The bent bow, the nocked arrow, the barbed head — they did not stop me, for the Krozairs make religious sport of striking flying arrows from the air with their swords. No — the arrow aimed directly at the heart of Holly, who shrank back, her hands to her mouth, her eyes enormous, choked with horror. I dropped the long sword, kicked it under the straw. They took me then, without a struggle, and all the time that merciless arrow remained pointing at Holly’s heart.

CHAPTER SEVENTEEN

“A Krozair! You — the Lord of Strombor!”

I have sojourned for a spell in many prisons in my long life and the one beneath the colossal Magdag Hall na Priags was no worse than most and a lot better than some.

Stripped naked, spread-eagled out against a damp wall, my wrists and ankles clamped in rusty iron rings, chains dangling infuriatingly from the iron hoop about my waist, I waited in the half-darkness partly lit by a ruddy radiance streaming in through the iron-barred grille. All thought of the rebellion had fled from my mind. This was not because I despaired, but because I had seen a jumbled pile of my group commanders outside my hovel, dead, hideously dead. Bolan, I had seen, running shrieking into the warrens, his bald head glistening in the streaming radiance of the fourth moon, She of the Veils, and with the arrow striking through his left shoulder. All revolt, surely, would be crushed when the green sun reappeared.

The jailers took me up to judgment. They were men, for no half-human, half-beast mercenaries were allowed in the sacred halls of Magdag during the time of the Great Death and the Great Birth. Overlords of the second class, they were of a kind with that Wengard who had so viciously ordered me a touch of old snake.

The room into which I was conducted — pushed and shoved and pummeled — was walled and roofed in uncut stone. A sturm-wood table crossed an angle. Behind this the guard commander sat, all in mail, his long sword at his side. He stroked that ugly drooping Magdag moustache as he spoke.

“You will tell us of the final plans for the rebellion, rast. Otherwise you will die unpleasantly.”

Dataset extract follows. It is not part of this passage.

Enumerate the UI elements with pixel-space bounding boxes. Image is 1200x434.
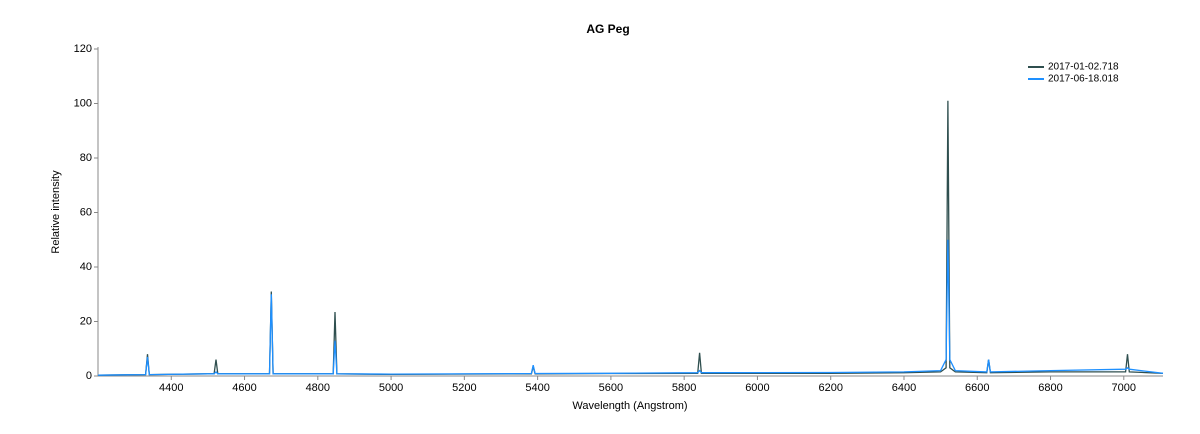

I suppose he saw that this did not convince me; he knew as well as I that they would kill me out of hand. In this, as you shall hear, I was wrong.

“We know of your schemes, you whom the slaves call Stylor. We have samples of your pitiful slave-made weapons. But we would be more exact.”

They had been incautious enough to leave me with a bight of chain between my ankles. The chains around my bound wrists would, of course, serve as a weapon. I did not bother to kick the guards next to me. I went straight over the table, wrapped my wrist-chains around the guard commander’s neck, and hauled back.

“I will leave you enough air to tell these cramphs what to do,” I said, in his ear, low and venomous. He gobbled out a shrieked order to his men to stay back. Impasse.

The door opened and Glycas walked in.

He was speaking in his abrupt, authoritarian way before he was fairly through the opening.

“Send for the prisoner, Stylor. There is a mystery about this slave I would—” Then he saw me. His breath hissed in his throat. His long sword flashed clear of his scabbard.

“I shall cut you down, slave, whether you strangle that miserable guard commander or not.” He laughed, his silky, snakelike laugh. “Perhaps I will have him strangled, anyway, for allowing you this much effrontery.” He glared around at the paralyzed jailers. “Seize him!”

The death of this Magdag overlord of the second class would benefit no one. I let him go, regretfully, to be sure.

My brown hair had grown long, my trim moustache and beard a trifle shaggy, I was filthy, grimed and mucky with sweat. I stood clear before the table. Glycas kept his sword pointed.

“I am Stylor,” I said.

“Your friends have told me a great deal. But they know little of you, slave. You will tell me all I want to know.”

“Like, perhaps, where I came from? Where I vanished to? Like, perchance, that you are a foul green-scummed risslaca, Glycas?”